In light of the report, though, the answers may start to become clearer. The additional data will allow the stat-savvy to begin parsing information and trying to identify trends.

"So far, we haven't done very much [to adjust numbers for steroid use]," said Nate Silver, proprietor of Baseball Prospectus' PECOTA statistical projection system.

"Until 36 hours ago, we hadn't had this list of players who did steroids. We had some Minor Leaguers, but not at the Major League level so much. I have looked separately at some of the Minor League numbers, starting back in '05, and we've found there wasn't that much of a difference as far as production went. Maybe guys gained 15-20 points of ERA for pitchers or 25 points of OPS for hitters. But it wasn't night and day. Looking at the commission names may be kind of the same thing."

With time and research, then, the context will become clearer. The accomplishments within the context, meanwhile, are already under a bright light. The two greatest practitioners of the one-on-one pitcher-hitter battle in recent decades have both been named in connection with the issue.

Barry Bonds, the most dominant offensive force baseball has seen since at least Ted Williams, saw a stout case laid out against him in the book Game of Shadows. Roger Clemens, one of perhaps two candidates for the title of greatest pitcher of the past generation, was named in Mitchell's report as a purchaser and user of illegal performance-enhancing drugs. Clemens has vehemently denied the accusations, with his attorney calling them slanderous.

So while the broader question of an offensive era is heavily layered, the issue of these two superstars' performances is more direct and immediate. If the accusations are true, to what extent is the legitimacy of Bonds' and Clemens' performances compromised or even destroyed?

Markusen believes that Bonds begins with a strike against him, so to speak, because of the context. In his view, all home run marks are compromised in the current era, due to the combination of steroids, smaller ballparks and the variety of other hitter-friendly factors in play.

But he argues that Bonds' record should nonetheless stand.

"Let me first say that I absolutely don't think we should be putting any asterisks next to any records," he said. "I don't think you can rewrite history.
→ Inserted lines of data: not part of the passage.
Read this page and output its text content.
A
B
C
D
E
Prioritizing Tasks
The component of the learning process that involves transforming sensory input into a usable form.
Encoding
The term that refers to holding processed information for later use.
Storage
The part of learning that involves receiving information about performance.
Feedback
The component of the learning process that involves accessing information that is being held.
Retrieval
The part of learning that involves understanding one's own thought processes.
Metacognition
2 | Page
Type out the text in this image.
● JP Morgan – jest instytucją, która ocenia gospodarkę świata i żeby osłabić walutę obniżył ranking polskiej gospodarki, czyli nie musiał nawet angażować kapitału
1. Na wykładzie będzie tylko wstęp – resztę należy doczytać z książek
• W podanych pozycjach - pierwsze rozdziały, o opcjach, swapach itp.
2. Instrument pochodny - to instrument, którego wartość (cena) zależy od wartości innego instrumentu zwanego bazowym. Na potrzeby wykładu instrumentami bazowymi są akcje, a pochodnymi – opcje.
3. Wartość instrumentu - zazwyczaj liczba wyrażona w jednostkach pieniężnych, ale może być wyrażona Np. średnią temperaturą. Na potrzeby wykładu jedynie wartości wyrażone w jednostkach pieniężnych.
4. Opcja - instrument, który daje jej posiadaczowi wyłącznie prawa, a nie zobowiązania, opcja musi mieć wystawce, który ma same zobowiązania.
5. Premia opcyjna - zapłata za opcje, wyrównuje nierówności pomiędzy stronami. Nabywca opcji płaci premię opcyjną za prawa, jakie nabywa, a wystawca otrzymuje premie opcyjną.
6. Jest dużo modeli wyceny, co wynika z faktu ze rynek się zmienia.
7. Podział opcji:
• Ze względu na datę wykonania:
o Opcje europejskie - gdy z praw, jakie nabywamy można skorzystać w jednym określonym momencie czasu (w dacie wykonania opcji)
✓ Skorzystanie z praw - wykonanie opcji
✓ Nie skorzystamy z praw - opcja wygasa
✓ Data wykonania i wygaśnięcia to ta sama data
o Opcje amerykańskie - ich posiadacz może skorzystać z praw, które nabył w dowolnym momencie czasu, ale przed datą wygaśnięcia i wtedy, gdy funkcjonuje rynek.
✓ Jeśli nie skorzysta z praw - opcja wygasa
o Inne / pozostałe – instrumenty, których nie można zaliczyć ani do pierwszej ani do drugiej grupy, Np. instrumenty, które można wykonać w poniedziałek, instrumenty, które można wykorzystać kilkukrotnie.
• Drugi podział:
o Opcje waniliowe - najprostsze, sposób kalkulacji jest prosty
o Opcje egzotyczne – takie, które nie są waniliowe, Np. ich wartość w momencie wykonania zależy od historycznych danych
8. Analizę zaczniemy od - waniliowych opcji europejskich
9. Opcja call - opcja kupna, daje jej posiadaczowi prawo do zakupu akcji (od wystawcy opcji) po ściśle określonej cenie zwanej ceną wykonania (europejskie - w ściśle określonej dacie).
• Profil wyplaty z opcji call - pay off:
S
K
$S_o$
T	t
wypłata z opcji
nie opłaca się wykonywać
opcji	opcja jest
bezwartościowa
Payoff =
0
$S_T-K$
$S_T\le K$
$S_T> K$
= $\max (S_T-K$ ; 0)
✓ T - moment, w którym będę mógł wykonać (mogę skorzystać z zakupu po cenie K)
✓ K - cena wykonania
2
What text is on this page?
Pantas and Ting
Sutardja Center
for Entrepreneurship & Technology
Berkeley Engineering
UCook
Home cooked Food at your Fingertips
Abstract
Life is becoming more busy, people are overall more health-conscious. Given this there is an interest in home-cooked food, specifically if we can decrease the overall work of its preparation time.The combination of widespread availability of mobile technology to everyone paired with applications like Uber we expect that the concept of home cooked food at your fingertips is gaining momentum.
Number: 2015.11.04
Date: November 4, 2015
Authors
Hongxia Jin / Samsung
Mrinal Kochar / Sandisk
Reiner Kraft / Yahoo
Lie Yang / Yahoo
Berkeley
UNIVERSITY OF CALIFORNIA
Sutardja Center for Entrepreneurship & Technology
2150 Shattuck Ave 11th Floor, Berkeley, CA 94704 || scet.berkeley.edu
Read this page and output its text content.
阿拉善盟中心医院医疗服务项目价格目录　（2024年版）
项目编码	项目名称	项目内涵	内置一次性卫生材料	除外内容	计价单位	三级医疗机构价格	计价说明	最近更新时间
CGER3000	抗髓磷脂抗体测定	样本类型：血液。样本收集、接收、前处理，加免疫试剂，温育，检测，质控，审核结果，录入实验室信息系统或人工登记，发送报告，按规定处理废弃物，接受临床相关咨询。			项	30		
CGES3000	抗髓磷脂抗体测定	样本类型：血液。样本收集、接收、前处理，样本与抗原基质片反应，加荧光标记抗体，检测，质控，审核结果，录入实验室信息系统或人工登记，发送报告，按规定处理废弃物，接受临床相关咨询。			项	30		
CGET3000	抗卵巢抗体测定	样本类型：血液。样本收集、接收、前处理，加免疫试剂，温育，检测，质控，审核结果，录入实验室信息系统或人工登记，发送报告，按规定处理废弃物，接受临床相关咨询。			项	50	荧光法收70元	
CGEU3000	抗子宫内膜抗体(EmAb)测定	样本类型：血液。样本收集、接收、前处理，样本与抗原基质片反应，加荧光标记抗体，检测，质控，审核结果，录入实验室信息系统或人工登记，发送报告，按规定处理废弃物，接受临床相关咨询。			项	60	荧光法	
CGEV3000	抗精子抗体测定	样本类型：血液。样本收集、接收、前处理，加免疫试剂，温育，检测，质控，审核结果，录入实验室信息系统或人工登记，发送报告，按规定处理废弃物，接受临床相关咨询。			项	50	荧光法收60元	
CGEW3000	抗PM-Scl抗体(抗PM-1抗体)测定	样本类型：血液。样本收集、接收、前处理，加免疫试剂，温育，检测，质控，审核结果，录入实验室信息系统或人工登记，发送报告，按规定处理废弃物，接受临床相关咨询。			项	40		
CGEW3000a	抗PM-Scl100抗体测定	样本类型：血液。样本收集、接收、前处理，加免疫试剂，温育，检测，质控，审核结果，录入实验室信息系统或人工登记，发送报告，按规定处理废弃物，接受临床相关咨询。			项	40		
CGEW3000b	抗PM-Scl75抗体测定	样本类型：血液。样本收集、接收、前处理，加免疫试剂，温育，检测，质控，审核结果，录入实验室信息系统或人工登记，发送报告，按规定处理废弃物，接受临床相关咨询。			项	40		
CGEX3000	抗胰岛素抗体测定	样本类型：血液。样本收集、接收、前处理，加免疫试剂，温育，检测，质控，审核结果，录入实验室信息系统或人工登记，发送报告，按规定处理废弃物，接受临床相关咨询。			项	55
Every era has different conditions, different factors."

But with that said...

"In terms of the milestones, certainly with all the factors in the game that have helped the offenses over the last 15-20 years, I don't think there's any question that some of the milestones we've come to respect have been cheapened."

There's a case to be made, then, that although Clemens may have benefited from PEDs -- and it's extremely important to note that he has vehemently denied the accusations -- he has also had to fight an uphill battle in some ways. The game is stacked against the pitcher.

But Clemens, like Bonds, stands out for one reason -- his staggering accomplishments beyond the ages where most players start petering out. And while correlation does not imply causation, one reason that players take steroids and other illegal drugs is to improve recovery. That's the sort of thing that becomes even more vital at later ages.

So if Bonds and Clemens were in fact aided by chemicals, one way it would manifest itself is in their late-career performances.

According to baseball-reference.com, Clemens' most similar pitcher after his age-40 season was Tom Seaver. In Seaver's age-41 year, he went 7-13 with the second-worst ERA of his career. It was his last big league year. Second on the list was Steve Carlton, who never had a full and effective season after his age-39 campaign.

If in fact Clemens' numbers are tainted, it's the career numbers, more than the single-season markers, that will be most in question.

In Bonds' case, it's both. According to the accusations leveled against him in Game of Shadows, he was very much a steroid user by his record-setting 73-homer rampage in 2001. That record is surely clouded, at the least.

But the era itself remains a slipperier question. Individuals absolutely abused steroids and other performance-enhancing drugs, and likely gained some statistical benefit from doing so. But the league-wide effects remain under review.

Matthew Leach is a reporter for MLB.com. This story was not subject to the approval of Major League Baseball or its clubs.